Lord Jim is remarkable for its elaborately woven scheme of narration, which is similar in many ways to that of The Good Soldier, a novel written by Conrad's friend and collaborator Ford Madox Ford. The narrative comes to the reader primarily through Marlow, a world-weary sea captain who identifies deeply with Jim's fallibilities. Marlow has complete control over the story, though, and he exercises his power in increasingly complicated ways. Time is broken up: in a single paragraph of narration, Marlow will reference the past, the present, and the future. By manipulating the flow of the narrative, Marlow is able to create juxtapositions and contrasts that highlight particular aspects of the story. He is a master at withholding information: Jim's final fate becomes a matter for discussion eight chapters before the reader learns what that fate actually is. This creates suspense, of course, but it also allows Marlow to shape the reader's eventual reaction when he or she does receive the relevant information. Marlow also offers the reader narrative blocks from a variety of sources, of differing degrees of reliability. Much of the story has come from Jim, but significant sections have come from other characters or have been pieced together by Marlow based on inference. Information is conveyed by letters, midnight conversations, deathbed interviews, forwarded manuscripts, and, most significantly, in the form of a tale told to an audience of listeners. The narrative occasionally breaks to show Marlow telling Jim's story to a group of acquaintances at a much later date. Temporally, this scene of storytelling takes place after Jim's arrival in Patusan but before the arrival of Gentleman Brown and Jim's eventual defeat. Marlow must thus leave the story unfinished for a time. He completes it by sending a manuscript to one member of his audience. This shift from an oral mode of storytelling to a written form of narrative is significant. A storyteller has the power to shape his material to match his audience's response; a writer, on the other hand, who works in solitude, must offer his distant reader a predetermined message.

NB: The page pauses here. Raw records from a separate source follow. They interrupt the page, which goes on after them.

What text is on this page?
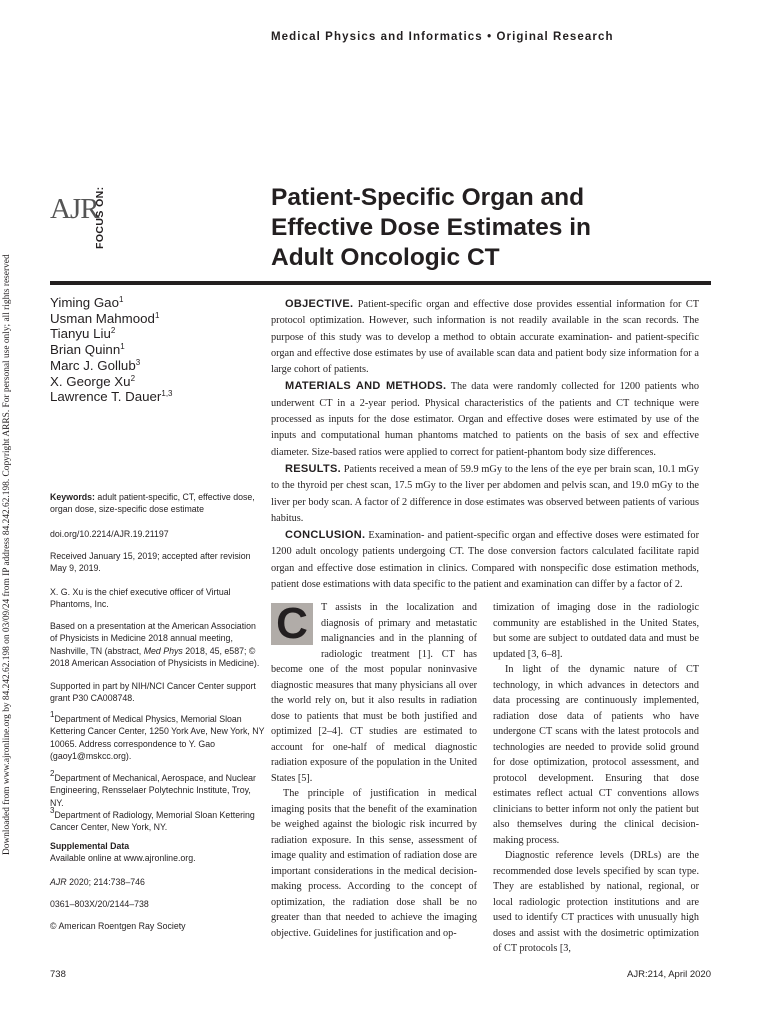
Downloaded from www.ajronline.org by 84.242.62.198 on 03/09/24 from IP address 84.242.62.198. Copyright ARRS. For personal use only; all rights reserved
Medical Physics and Informatics • Original Research
AJR
FOCUS ON:	Patient-Specific Organ and
Effective Dose Estimates in
Adult Oncologic CT
Yiming Gao$^1$
Usman Mahmood$^1$
Tianyu Liu$^2$
Brian Quinn$^1$
Marc J. Gollub$^3$
X. George Xu$^2$
Lawrence T. Dauer$^{1,3}$

Keywords: adult patient-specific, CT, effective dose, organ dose, size-specific dose estimate

doi.org/10.2214/AJR.19.21197
Received January 15, 2019; accepted after revision May 9, 2019.
X. G. Xu is the chief executive officer of Virtual Phantoms, Inc.

Based on a presentation at the American Association of Physicists in Medicine 2018 annual meeting, Nashville, TN (abstract, Med Phys 2018, 45, e587; © 2018 American Association of Physicists in Medicine).

Supported in part by NIH/NCI Cancer Center support grant P30 CA008748.

$^1$Department of Medical Physics, Memorial Sloan Kettering Cancer Center, 1250 York Ave, New York, NY 10065. Address correspondence to Y. Gao (gaoy1@mskcc.org).

$^2$Department of Mechanical, Aerospace, and Nuclear Engineering, Rensselaer Polytechnic Institute, Troy, NY.

$^3$Department of Radiology, Memorial Sloan Kettering Cancer Center, New York, NY.

Supplemental Data

Available online at www.ajronline.org.

AJR 2020; 214:738–746

0361–803X/20/2144–738
© American Roentgen Ray Society

OBJECTIVE. Patient-specific organ and effective dose provides essential information for CT protocol optimization. However, such information is not readily available in the scan records. The purpose of this study was to develop a method to obtain accurate examination- and patient-specific organ and effective dose estimates by use of available scan data and patient body size information for a large cohort of patients.

MATERIALS AND METHODS. The data were randomly collected for 1200 patients who underwent CT in a 2-year period. Physical characteristics of the patients and CT technique were processed as inputs for the dose estimator. Organ and effective doses were estimated by use of the inputs and computational human phantoms matched to patients on the basis of sex and effective diameter. Size-based ratios were applied to correct for patient-phantom body size differences.

RESULTS. Patients received a mean of 59.9 mGy to the lens of the eye per brain scan, 10.1 mGy to the thyroid per chest scan, 17.5 mGy to the liver per abdomen and pelvis scan, and 19.0 mGy to the liver per body scan. A factor of 2 difference in dose estimates was observed between patients of various habitus.

CONCLUSION. Examination- and patient-specific organ and effective doses were estimated for 1200 adult oncology patients undergoing CT. The dose conversion factors calculated facilitate rapid organ and effective dose estimation in clinics. Compared with nonspecific dose estimation methods, patient dose estimations with data specific to the patient and examination can differ by a factor of 2.

C	T assists in the localization and diagnosis of primary and metastatic malignancies and in the planning of radiologic treatment [1]. CT has become one of the most popular noninvasive diagnostic measures that many physicians all over the world rely on, but it also results in radiation dose to patients that must be both justified and optimized [2–4]. CT studies are estimated to account for one-half of medical diagnostic radiation exposure of the population in the United States [5].

The principle of justification in medical imaging posits that the benefit of the examination be weighed against the biologic risk incurred by radiation exposure. In this sense, assessment of image quality and estimation of radiation dose are important considerations in the medical decision-making process. According to the concept of optimization, the radiation dose shall be no greater than that needed to achieve the imaging objective. Guidelines for justification and op-

timization of imaging dose in the radiologic community are established in the United States, but some are subject to outdated data and must be updated [3, 6–8].

In light of the dynamic nature of CT technology, in which advances in detectors and data processing are continuously implemented, radiation dose data of patients who have undergone CT scans with the latest protocols and technologies are needed to provide solid ground for dose optimization, protocol assessment, and protocol development. Ensuring that dose estimates reflect actual CT conventions allows clinicians to better inform not only the patient but also themselves during the clinical decision-making process.

Diagnostic reference levels (DRLs) are the recommended dose levels specified by scan type. They are established by national, regional, or local radiologic protection institutions and are used to identify CT practices with unusually high doses and assist with the dosimetric optimization of CT protocols [3,

738	AJR:214, April 2020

Marlow constantly ponders the "message"--the meaning of Jim's story. His language is dense with terms like "inscrutable" and "inexplicable," words that denote imprecision and indecipherability, but which also possess a certain quality of uncertainty in themselves, as words. He struggles to name things, and is often reduced to wondering if there even is a meaning to Jim's story and his fascination with it. Sometimes he concludes that the meaning is an "enigma"; sometimes he decides there is no meaning to be found at all. Words are constantly being contested in this novel; at least three major episodes center around the misinterpretation of a single spoken word. This uncertainty about language is the key feature of Conrad's style. Conrad is the master of a high, elegiac language that seems to contain depths of profundity nearly inexpressible in words. As one who did not learn English until he was in his twenties, he must certainly have been aware of each and every word he used, and each must have been carefully chosen. His language is often deliberately difficult, and in that quality his prose shares some of the features of modernism. But his diction also matches, in its linguistic difficulty, the thematic and interpretive difficulty of his material. This synthesis between form and content is powerful, making Conrad's prose a thing of tortured beauty.

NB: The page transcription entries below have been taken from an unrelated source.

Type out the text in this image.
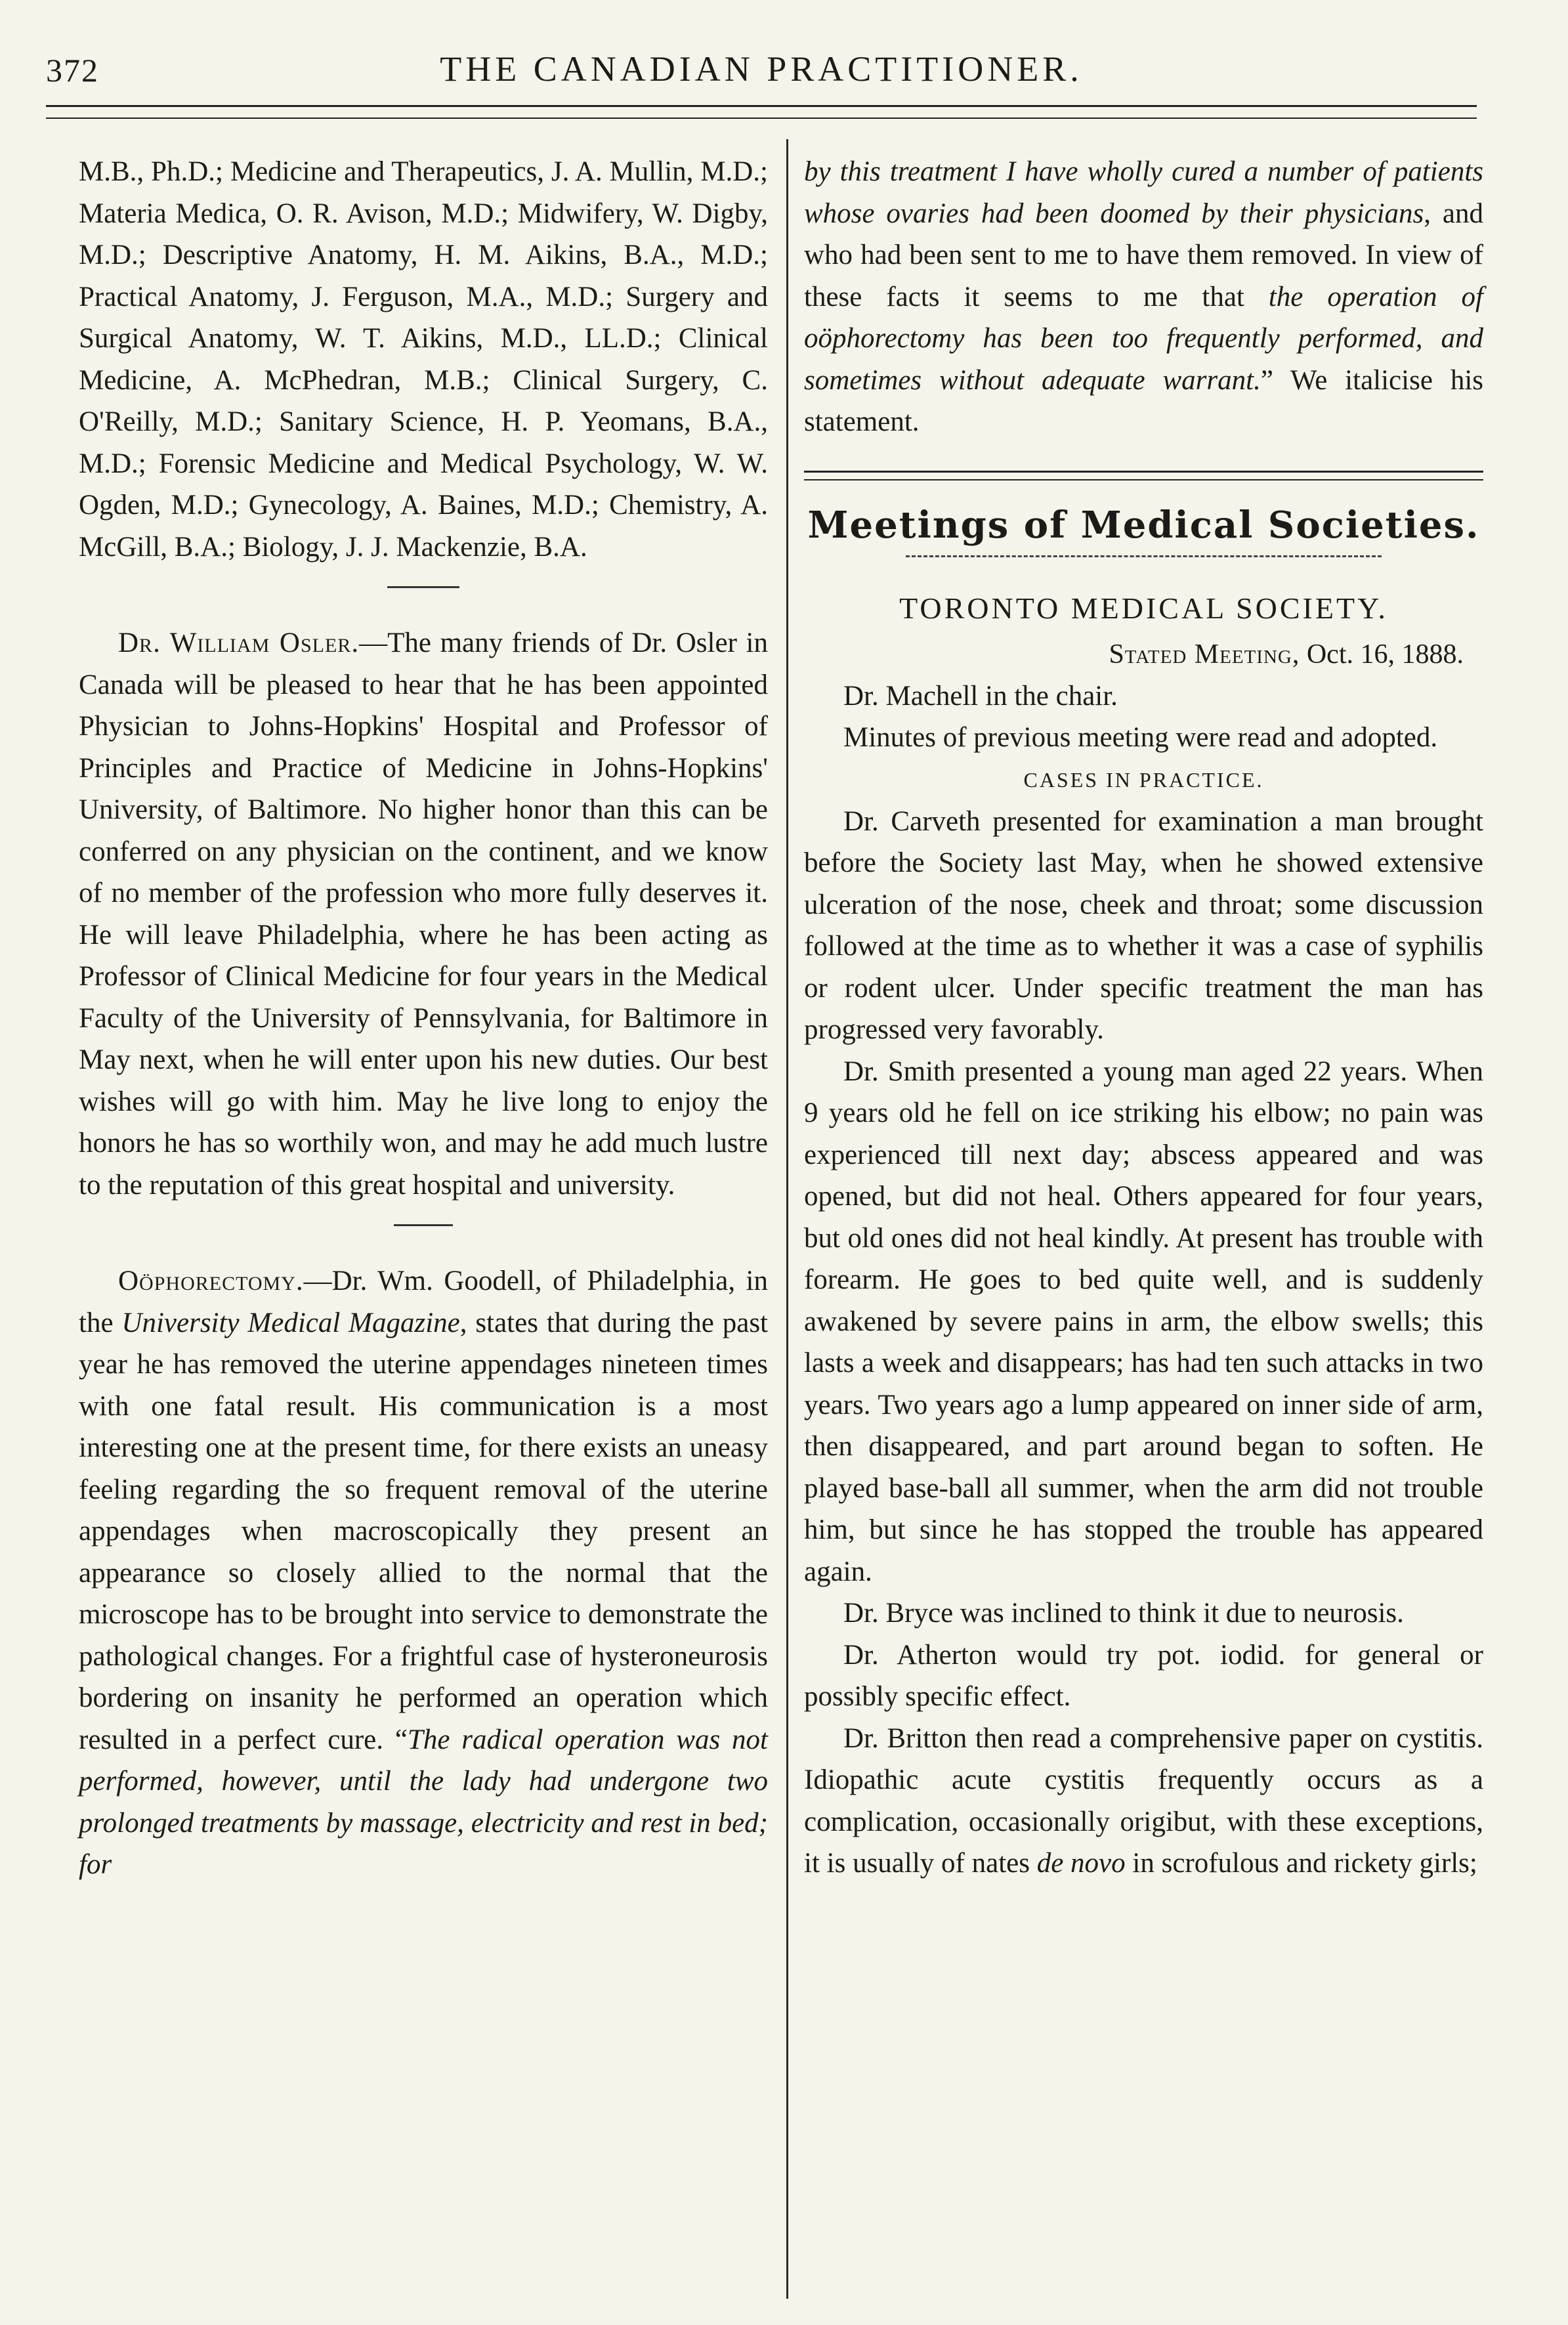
372	THE CANADIAN PRACTITIONER.

M.B., Ph.D.; Medicine and Therapeutics, J. A. Mullin, M.D.; Materia Medica, O. R. Avison, M.D.; Midwifery, W. Digby, M.D.; Descriptive Anatomy, H. M. Aikins, B.A., M.D.; Practical Anatomy, J. Ferguson, M.A., M.D.; Surgery and Surgical Anatomy, W. T. Aikins, M.D., LL.D.; Clinical Medicine, A. McPhedran, M.B.; Clinical Surgery, C. O'Reilly, M.D.; Sanitary Science, H. P. Yeomans, B.A., M.D.; Forensic Medicine and Medical Psychology, W. W. Ogden, M.D.; Gynecology, A. Baines, M.D.; Chemistry, A. McGill, B.A.; Biology, J. J. Mackenzie, B.A.

Dr. William Osler.—The many friends of Dr. Osler in Canada will be pleased to hear that he has been appointed Physician to Johns-Hopkins' Hospital and Professor of Principles and Practice of Medicine in Johns-Hopkins' University, of Baltimore. No higher honor than this can be conferred on any physician on the continent, and we know of no member of the profession who more fully deserves it. He will leave Philadelphia, where he has been acting as Professor of Clinical Medicine for four years in the Medical Faculty of the University of Pennsylvania, for Baltimore in May next, when he will enter upon his new duties. Our best wishes will go with him. May he live long to enjoy the honors he has so worthily won, and may he add much lustre to the reputation of this great hospital and university.

Oöphorectomy.—Dr. Wm. Goodell, of Philadelphia, in the University Medical Magazine, states that during the past year he has removed the uterine appendages nineteen times with one fatal result. His communication is a most interesting one at the present time, for there exists an uneasy feeling regarding the so frequent removal of the uterine appendages when macroscopically they present an appearance so closely allied to the normal that the microscope has to be brought into service to demonstrate the pathological changes. For a frightful case of hysteroneurosis bordering on insanity he performed an operation which resulted in a perfect cure. “The radical operation was not performed, however, until the lady had undergone two prolonged treatments by massage, electricity and rest in bed; for

by this treatment I have wholly cured a number of patients whose ovaries had been doomed by their physicians, and who had been sent to me to have them removed. In view of these facts it seems to me that the operation of oöphorectomy has been too frequently performed, and sometimes without adequate warrant.” We italicise his statement.

Meetings of Medical Societies.
TORONTO MEDICAL SOCIETY.
Stated Meeting, Oct. 16, 1888.

Dr. Machell in the chair.

Minutes of previous meeting were read and adopted.

CASES IN PRACTICE.

Dr. Carveth presented for examination a man brought before the Society last May, when he showed extensive ulceration of the nose, cheek and throat; some discussion followed at the time as to whether it was a case of syphilis or rodent ulcer. Under specific treatment the man has progressed very favorably.

Dr. Smith presented a young man aged 22 years. When 9 years old he fell on ice striking his elbow; no pain was experienced till next day; abscess appeared and was opened, but did not heal. Others appeared for four years, but old ones did not heal kindly. At present has trouble with forearm. He goes to bed quite well, and is suddenly awakened by severe pains in arm, the elbow swells; this lasts a week and disappears; has had ten such attacks in two years. Two years ago a lump appeared on inner side of arm, then disappeared, and part around began to soften. He played base-ball all summer, when the arm did not trouble him, but since he has stopped the trouble has appeared again.

Dr. Bryce was inclined to think it due to neurosis.

Dr. Atherton would try pot. iodid. for general or possibly specific effect.

Dr. Britton then read a comprehensive paper on cystitis. Idiopathic acute cystitis frequently occurs as a complication, occasionally origibut, with these exceptions, it is usually of nates de novo in scrofulous and rickety girls;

Even more tortured is the analysis of idealism and heroism that lies at the center of Lord Jim. Jim is a young man who enters the world motivated primarily by fantasies of daring and noble deeds lifted from cheap novels. His ideals break down, however, in the face of real danger; they are, in fact, untenable when applied to any form of reality. This naïve idealism seems absurd when it leads to Jim's refusal to forget the Patna incident, but it leads to real tragedy when he allows it to guide his conduct when Patusan is threatened. What is honorable behavior in this world? Captain Brierly, who is presented as the prime example of success both professionally and in terms of character, can't live with himself and commits suicide. Gentleman Brown, one of the most self-possessed and self-scrutinizing of men, is nothing but a petty bandit. All these men are connected by being what Marlow calls "one of us," but what does that term mean? Ideals are a troublesome burden, and each character reveals to some degree a fear that he will be confronted with a situation in which he must choose between ideals of conduct and a happy outcome.

Like many of Conrad's works, Lord Jim is set in a colonial world. The critique of colonialism is much less central here, however, than in a novel like Heart of Darkness. Colonialism is most important as a backdrop to the action and the moral struggles. In this world, the rules of "home" (i.e. European society) do not necessarily apply, particularly when one is dealing with men who aren't white. National affiliations are much more tenuous, too. Other allegiances--the idea of being "one of us" versus "one of them," for example--take their place, altering expectations of honorable behavior. Most of all, though, Lord Jim is a novel about storytelling, and in the confusion and convolutions of its narrative form are reflected the ambiguities of its ideals and its setting.